Dr Lawton estimated up to a fifth of Nerc's 1,000 PhD students will be unable to carry out their research, with the cost of extending their funding to mitigate the delays possibly running to Pounds 3 million.

Nerc is collecting data on affected grant-holders but admits its £174 million budget will be insufficient to bear the burden.

PhD research programmes were being refocused and university regulations governing timescales and content relaxed to ensure students could still produce acceptable work, said Alan Davison, professor of environmental biology at Newcastle University.

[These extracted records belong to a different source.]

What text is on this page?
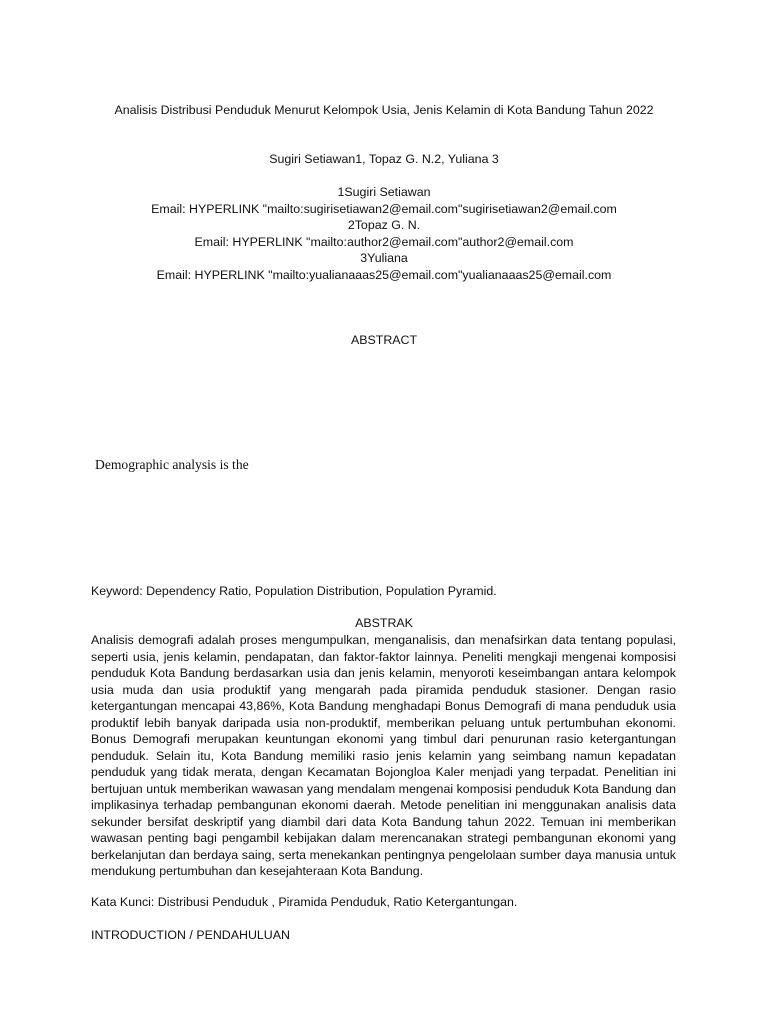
Analisis Distribusi Penduduk Menurut Kelompok Usia, Jenis Kelamin di Kota Bandung Tahun 2022
Sugiri Setiawan1, Topaz G. N.2, Yuliana 3
1Sugiri Setiawan
Email: HYPERLINK "mailto:sugirisetiawan2@email.com"sugirisetiawan2@email.com
2Topaz G. N.
Email: HYPERLINK "mailto:author2@email.com"author2@email.com
3Yuliana
Email: HYPERLINK "mailto:yualianaaas25@email.com"yualianaaas25@email.com
ABSTRACT
Demographic analysis is the
Keyword: Dependency Ratio, Population Distribution, Population Pyramid.
ABSTRAK
Analisis demografi adalah proses mengumpulkan, menganalisis, dan menafsirkan data tentang populasi, seperti usia, jenis kelamin, pendapatan, dan faktor-faktor lainnya. Peneliti mengkaji mengenai komposisi penduduk Kota Bandung berdasarkan usia dan jenis kelamin, menyoroti keseimbangan antara kelompok usia muda dan usia produktif yang mengarah pada piramida penduduk stasioner. Dengan rasio ketergantungan mencapai 43,86%, Kota Bandung menghadapi Bonus Demografi di mana penduduk usia produktif lebih banyak daripada usia non-produktif, memberikan peluang untuk pertumbuhan ekonomi. Bonus Demografi merupakan keuntungan ekonomi yang timbul dari penurunan rasio ketergantungan penduduk. Selain itu, Kota Bandung memiliki rasio jenis kelamin yang seimbang namun kepadatan penduduk yang tidak merata, dengan Kecamatan Bojongloa Kaler menjadi yang terpadat. Penelitian ini bertujuan untuk memberikan wawasan yang mendalam mengenai komposisi penduduk Kota Bandung dan implikasinya terhadap pembangunan ekonomi daerah. Metode penelitian ini menggunakan analisis data sekunder bersifat deskriptif yang diambil dari data Kota Bandung tahun 2022. Temuan ini memberikan wawasan penting bagi pengambil kebijakan dalam merencanakan strategi pembangunan ekonomi yang berkelanjutan dan berdaya saing, serta menekankan pentingnya pengelolaan sumber daya manusia untuk mendukung pertumbuhan dan kesejahteraan Kota Bandung.
Kata Kunci: Distribusi Penduduk , Piramida Penduduk, Ratio Ketergantungan.
INTRODUCTION / PENDAHULUAN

Professor Davison, who is science coordinator of Nerc's global nitrogen enrichment programme that has seen the work of 25 PhD students effected, said: "It's a traumatic time for postgraduates."

The restrictions were also threatening Nerc's Pounds 6 million soil diversity programme, according to Peter Shaw, senior lecturer in environmental studies at the University of Surrey, Roehampton, and a member of the programme's steering committee. "Since PhDs are only funded for three years, this delay is critical," he said.

Archaeological excavations have been halted and expeditions to disease-free Ireland dropped because of the risk of contamination.

Kenneth Brophy, an archaeology lecturer at Glasgow University, said: "We're looking at a summer sitting behind our desks."

The committee of heads of geoscience departments said the Easter field programme was now lost and the summer field programme likely to follow.

Other research councils expect to be unaffected, though the Biotechnology and Biological Sciences Research Council will reconsider work plans if necessary.